A partir de ahí, cuenta el secretario de la asociación, comenzaron a reunirse para ver qué se podía hacer en la Isla. Tomando como referencia el proyecto catalán Espigoladors, que lleva más de una década recuperando productos abandonados en el campo con fines sociales, fueron dando forma a la iniciativa. “Presentamos un proyecto a la Cátedra de Medio Ambiente de la Universidad de La Laguna y al Cabildo, y les gustó. Nos dieron una pequeña financiación, un primer impulso para empezar a funcionar”.
Además, cuentan con el apoyo de organizaciones agrarias como COAG y Asaga, “para difundir lo que hacemos y llegar a más agricultores”, ya que esa es, ahora mismo, la principal prioridad de La Rebusca. “Nuestro punto débil es conseguir que más agricultores nos conozcan y colaboren”. Lo más importante, reconoce, es “generar confianza”. Por ello, subraya, “trabajamos de forma muy organizada: hacemos convenios, visitas previas y contamos con seguros para el voluntariado.

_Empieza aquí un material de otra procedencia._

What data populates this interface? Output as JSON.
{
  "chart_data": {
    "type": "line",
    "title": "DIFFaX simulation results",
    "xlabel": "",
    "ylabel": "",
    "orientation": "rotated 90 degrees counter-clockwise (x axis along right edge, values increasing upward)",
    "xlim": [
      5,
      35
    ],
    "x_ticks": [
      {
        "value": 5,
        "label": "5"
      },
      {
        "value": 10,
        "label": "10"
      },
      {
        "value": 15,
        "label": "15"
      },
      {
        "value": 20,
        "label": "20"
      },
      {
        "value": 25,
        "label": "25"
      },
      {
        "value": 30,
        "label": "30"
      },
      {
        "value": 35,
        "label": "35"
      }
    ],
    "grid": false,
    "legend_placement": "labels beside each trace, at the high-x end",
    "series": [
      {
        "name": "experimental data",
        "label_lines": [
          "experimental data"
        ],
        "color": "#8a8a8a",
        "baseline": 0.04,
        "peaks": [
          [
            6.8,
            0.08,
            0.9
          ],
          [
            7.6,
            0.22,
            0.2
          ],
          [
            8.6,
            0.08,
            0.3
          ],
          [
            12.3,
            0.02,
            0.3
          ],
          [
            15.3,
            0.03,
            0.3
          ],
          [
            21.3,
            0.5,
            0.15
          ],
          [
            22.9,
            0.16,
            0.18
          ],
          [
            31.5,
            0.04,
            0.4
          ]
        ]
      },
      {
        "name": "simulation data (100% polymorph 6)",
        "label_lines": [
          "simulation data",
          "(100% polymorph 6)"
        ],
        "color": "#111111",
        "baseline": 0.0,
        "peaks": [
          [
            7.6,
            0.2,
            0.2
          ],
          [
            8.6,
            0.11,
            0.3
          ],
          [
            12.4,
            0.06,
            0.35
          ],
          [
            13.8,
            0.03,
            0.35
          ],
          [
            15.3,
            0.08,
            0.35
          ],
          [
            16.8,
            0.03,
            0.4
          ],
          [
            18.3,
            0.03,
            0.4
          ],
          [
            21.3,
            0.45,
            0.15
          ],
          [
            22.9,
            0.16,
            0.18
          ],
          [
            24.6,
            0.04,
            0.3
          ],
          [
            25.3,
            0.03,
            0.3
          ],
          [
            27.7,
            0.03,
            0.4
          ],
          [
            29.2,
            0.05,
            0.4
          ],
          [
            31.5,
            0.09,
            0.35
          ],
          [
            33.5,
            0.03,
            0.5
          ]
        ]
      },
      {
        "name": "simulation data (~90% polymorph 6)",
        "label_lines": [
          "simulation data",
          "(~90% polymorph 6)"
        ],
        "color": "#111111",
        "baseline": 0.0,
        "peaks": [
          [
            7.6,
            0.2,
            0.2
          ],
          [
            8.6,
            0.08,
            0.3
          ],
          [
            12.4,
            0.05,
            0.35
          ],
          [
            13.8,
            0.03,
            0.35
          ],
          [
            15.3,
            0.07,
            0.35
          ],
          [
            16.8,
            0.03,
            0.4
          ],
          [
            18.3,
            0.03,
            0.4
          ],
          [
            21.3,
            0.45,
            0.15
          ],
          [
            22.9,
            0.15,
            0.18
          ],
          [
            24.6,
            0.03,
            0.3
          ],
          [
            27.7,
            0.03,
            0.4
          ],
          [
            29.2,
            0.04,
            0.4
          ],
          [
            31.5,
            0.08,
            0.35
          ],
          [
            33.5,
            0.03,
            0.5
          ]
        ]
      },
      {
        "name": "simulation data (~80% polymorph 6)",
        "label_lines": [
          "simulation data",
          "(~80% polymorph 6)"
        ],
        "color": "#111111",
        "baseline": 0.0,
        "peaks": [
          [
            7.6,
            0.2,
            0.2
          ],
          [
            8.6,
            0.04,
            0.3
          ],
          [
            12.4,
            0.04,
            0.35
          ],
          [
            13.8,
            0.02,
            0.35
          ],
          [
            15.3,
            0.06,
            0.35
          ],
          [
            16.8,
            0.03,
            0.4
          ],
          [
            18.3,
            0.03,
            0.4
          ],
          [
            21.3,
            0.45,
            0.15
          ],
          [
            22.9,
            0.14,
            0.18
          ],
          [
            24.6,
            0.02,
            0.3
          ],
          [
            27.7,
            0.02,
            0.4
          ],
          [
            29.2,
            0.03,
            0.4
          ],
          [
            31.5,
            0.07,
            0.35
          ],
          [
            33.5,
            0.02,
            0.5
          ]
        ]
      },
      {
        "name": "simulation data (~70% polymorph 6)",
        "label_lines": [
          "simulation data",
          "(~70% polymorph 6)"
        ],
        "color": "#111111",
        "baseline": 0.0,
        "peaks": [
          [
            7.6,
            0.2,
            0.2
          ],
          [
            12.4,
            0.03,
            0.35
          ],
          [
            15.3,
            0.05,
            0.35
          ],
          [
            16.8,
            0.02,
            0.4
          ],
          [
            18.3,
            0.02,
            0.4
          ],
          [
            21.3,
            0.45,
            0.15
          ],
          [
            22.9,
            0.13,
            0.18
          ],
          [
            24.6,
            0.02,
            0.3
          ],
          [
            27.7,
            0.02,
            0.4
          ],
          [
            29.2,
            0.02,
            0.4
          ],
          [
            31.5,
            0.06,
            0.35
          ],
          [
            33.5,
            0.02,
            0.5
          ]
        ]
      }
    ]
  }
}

Todo está bien estructurado”.
De momento, la entidad que más está colaborando es una explotación agrícola en Güímar, que suministra a supermercados como Mercadona o Lidl. “La semana pasada recogimos una tonelada y media de coles en apenas dos horas. Fue tanta la cantidad que la entidad a la que iba destinada no pudo llevárselo todo y tuvimos que buscar otra alternativa para repartirlo”.
Además, el potencial de estos productos puede ir más allá de su consumo directo. En Cataluña, Espigoladors cuenta con un obrador donde transforman parte de lo recogido en mermeladas o conservas. En otros países, algunas start-ups como la francesa Leggun convierten descartes agrícolas en productos como cosméticos. “Creemos que, si contamos con el apoyo de las administraciones en el futuro, aunque el fin social es prioritario, el proyecto también puede tener recorrido hacia una línea más empresarial o abrirse a otras vías de desarrollo”, señala Iñaki.
Más allá de rescatar toneladas de alimentos, La Rebusca quiere también salvar una relación con el campo cada vez más diluida en las ciudades. “Es una forma de volver a conectar con los agricultores, de que las personas voluntarias vean de primera mano lo que cuesta producir un alimento tan simple como una col y aprendan a ponerlo en valor”. Todo ello contribuye a retomar una lógica de aprovechamiento que, como recuerda, “antes la gente tenía más interiorizada y se ha ido perdiendo”. Porque, al final, prácticas como esta no solo evitan el desperdicio, también pueden ayudar a construir una sociedad más consciente y sostenible. Y recuperarla “también es parte del objetivo”.